Facebook shields records from Mass. AG inquiry

The Massachusetts Supreme Judicial Court today ruled on efforts by Facebook to resist disclosures arising from an internal investigation into application development.  The disclosures are sought by the commonwealth attorney general, which is investigating allegations of consumer data misuse.

AG Healey
(Zgreenblatt CC BY-SA 3.0)
The court's ruling is mixed, but, overall, Facebook gained ground.  The court allowed Facebook more latitude than it won in the lower court to resist disclosure on grounds of attorney work product.  On remand, the lower court will have to scrutinize the records to separate attorney opinion, which is protected, from mere facts, which are not.  The SJC agreed with the lower court that one set of records was within attorney-client privilege, and Facebook will have to produce a privilege log.

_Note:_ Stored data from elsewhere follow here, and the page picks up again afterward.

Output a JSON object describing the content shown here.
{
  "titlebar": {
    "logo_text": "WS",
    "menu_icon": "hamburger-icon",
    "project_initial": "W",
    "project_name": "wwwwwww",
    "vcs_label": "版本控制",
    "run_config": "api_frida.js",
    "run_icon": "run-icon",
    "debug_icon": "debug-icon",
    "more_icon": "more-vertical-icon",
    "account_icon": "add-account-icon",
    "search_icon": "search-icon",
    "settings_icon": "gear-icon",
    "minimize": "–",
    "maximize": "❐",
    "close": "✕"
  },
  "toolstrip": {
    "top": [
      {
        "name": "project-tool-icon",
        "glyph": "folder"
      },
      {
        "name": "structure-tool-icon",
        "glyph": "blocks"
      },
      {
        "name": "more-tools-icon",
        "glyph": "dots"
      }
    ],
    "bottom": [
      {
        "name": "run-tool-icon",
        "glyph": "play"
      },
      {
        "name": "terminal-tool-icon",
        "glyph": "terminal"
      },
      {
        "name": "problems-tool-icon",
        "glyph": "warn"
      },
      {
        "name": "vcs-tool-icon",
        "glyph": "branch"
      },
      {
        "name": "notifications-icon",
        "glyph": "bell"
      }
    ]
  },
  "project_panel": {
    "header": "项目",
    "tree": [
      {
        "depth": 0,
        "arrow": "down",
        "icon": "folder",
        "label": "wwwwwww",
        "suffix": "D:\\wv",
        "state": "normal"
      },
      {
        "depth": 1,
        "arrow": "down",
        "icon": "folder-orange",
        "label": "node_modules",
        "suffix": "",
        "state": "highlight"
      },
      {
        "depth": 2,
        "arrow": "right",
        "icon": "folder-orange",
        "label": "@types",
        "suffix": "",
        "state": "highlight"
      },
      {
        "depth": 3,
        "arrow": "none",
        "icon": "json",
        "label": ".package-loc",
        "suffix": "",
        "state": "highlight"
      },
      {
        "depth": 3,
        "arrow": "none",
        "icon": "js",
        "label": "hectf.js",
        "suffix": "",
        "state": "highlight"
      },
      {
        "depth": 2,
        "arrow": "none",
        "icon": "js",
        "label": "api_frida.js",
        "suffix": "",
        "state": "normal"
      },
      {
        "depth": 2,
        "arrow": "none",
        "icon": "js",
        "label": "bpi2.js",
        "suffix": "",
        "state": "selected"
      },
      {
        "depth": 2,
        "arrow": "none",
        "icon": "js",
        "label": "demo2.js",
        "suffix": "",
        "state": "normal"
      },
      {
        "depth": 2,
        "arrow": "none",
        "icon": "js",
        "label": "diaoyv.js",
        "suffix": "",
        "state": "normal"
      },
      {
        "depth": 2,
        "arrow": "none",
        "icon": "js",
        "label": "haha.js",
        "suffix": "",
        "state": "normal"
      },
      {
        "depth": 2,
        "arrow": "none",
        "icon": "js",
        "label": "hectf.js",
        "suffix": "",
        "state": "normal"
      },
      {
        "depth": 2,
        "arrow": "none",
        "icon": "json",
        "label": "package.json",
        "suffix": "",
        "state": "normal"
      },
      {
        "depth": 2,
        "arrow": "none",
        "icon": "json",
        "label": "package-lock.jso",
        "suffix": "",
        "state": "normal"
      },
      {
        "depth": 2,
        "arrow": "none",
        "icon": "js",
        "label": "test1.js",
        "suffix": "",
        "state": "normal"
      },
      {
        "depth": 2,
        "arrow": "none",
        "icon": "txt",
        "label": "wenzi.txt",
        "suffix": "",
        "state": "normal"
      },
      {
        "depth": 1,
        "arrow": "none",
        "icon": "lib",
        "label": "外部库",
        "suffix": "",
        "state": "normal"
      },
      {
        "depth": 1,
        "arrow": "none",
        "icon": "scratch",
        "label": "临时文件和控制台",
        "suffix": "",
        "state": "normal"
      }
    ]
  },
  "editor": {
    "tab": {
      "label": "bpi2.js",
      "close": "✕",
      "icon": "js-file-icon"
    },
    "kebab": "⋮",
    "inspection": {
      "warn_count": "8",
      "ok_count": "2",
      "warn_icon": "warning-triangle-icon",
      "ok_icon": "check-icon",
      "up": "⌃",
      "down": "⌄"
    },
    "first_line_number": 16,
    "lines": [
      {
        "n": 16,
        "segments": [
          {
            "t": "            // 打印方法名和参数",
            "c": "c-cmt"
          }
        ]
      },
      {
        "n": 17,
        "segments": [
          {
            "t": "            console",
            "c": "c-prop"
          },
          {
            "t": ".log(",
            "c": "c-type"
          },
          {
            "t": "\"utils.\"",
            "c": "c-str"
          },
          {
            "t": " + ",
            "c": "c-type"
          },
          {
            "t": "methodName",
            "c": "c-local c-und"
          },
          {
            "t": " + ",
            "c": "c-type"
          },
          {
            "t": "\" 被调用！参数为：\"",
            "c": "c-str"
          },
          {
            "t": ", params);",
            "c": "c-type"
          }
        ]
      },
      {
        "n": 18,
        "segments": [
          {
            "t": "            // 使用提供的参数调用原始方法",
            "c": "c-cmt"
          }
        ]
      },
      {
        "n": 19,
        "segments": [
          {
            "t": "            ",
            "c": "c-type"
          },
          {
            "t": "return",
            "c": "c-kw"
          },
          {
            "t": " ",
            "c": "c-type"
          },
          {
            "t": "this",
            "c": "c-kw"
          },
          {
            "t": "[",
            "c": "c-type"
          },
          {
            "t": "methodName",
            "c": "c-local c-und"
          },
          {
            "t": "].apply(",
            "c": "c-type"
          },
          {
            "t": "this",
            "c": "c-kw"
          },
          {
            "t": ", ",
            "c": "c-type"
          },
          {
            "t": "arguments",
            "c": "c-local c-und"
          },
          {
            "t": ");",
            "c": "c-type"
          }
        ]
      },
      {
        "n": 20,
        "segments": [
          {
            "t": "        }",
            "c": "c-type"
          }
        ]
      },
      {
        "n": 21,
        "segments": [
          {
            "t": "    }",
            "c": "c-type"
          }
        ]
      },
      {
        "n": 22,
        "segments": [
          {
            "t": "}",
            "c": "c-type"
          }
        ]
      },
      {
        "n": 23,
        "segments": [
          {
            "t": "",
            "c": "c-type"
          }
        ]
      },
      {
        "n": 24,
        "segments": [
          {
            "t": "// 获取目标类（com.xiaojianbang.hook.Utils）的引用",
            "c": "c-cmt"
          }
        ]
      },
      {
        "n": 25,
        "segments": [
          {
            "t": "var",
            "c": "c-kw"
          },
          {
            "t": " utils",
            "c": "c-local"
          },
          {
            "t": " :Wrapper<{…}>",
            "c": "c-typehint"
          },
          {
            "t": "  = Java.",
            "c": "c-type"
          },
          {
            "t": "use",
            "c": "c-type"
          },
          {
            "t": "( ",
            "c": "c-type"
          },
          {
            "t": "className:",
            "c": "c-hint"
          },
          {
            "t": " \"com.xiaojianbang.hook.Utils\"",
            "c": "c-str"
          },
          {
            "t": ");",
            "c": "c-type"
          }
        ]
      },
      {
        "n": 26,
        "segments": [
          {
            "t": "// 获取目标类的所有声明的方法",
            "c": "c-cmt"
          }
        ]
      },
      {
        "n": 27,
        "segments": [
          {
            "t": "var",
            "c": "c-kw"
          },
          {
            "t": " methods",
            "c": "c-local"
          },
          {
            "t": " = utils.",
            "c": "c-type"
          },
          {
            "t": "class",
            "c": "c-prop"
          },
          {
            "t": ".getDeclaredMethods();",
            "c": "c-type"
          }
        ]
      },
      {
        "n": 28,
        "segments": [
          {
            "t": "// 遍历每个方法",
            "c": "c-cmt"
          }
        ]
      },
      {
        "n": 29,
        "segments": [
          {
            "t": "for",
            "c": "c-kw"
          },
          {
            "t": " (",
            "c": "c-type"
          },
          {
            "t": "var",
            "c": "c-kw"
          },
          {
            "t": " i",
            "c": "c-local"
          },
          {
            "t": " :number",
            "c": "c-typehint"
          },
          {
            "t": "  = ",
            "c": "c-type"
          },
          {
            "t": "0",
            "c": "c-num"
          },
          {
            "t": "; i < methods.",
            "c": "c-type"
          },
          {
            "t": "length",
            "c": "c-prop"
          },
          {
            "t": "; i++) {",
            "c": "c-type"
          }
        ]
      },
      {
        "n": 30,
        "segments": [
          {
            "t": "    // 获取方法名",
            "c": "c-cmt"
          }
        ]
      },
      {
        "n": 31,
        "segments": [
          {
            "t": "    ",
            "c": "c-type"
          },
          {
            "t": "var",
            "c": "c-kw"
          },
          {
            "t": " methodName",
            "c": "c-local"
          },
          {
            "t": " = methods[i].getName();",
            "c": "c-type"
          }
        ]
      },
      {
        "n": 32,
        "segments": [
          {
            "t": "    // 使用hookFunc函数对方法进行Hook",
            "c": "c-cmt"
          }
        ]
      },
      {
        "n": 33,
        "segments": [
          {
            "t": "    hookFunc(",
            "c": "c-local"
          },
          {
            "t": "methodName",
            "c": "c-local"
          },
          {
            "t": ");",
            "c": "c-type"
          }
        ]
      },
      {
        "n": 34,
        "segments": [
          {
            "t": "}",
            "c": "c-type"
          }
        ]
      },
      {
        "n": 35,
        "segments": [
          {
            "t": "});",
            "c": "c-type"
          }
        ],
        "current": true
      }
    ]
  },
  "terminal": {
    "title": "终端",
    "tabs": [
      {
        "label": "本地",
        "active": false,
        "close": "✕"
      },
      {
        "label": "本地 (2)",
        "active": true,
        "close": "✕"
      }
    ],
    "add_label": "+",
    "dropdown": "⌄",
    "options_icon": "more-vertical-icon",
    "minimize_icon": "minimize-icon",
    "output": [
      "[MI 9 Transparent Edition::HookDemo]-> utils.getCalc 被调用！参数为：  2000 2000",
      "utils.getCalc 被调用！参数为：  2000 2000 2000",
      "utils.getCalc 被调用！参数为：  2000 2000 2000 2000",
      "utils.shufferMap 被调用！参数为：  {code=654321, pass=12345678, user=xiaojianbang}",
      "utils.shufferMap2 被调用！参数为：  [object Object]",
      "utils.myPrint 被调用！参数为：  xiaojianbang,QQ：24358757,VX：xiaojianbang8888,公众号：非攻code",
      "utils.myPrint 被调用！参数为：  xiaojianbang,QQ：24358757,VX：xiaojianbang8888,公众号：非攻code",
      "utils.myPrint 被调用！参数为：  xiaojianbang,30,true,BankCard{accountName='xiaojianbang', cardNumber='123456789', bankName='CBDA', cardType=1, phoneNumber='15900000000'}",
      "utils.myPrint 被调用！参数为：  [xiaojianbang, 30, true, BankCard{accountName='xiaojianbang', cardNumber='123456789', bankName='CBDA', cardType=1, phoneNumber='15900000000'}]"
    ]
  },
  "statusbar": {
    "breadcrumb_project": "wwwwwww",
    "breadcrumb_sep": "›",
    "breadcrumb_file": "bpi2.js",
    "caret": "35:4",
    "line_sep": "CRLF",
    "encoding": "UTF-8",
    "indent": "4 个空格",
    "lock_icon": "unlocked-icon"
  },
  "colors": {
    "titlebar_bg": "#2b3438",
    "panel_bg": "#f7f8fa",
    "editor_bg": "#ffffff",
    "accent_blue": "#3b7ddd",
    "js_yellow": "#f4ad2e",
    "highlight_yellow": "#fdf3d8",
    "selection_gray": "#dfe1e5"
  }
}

Facebook seems to be taking seriously the investigation by the office of Attorney General Maura Healey, and it should.  The company hired fixer-firm Gibson Dunn to handle its internal investigation and is represented by Wilmer Hale in the Massachusetts investigation.  Massachusetts data protection regulation is antiquated relative to the latest generation of regulations in Europe and California, but the law has been on the books for more than a decade.  The AG was represented in the SJC by attorney Sara Cable, whose appointment last year as the office's first chief of data privacy and security signaled an intent to ramp up data protection.  Massachusetts consumer protection law, "93A," the basis of the AG investigation here, is famously expansive, often displacing common law tort in private enforcement and affording generous damages.

Justice Scott Kafker wrote the lengthy opinion for the court in Attorney General v. Facebook, No. SJC-12946 (Mass. Mar. 24, 2021).  Justice Kafker is on a tear of late, having written the court's opinion in a sea change in tort law in late February and the court's unanimous ruling against Gordon College in a First Amendment religious freedom case on March 5.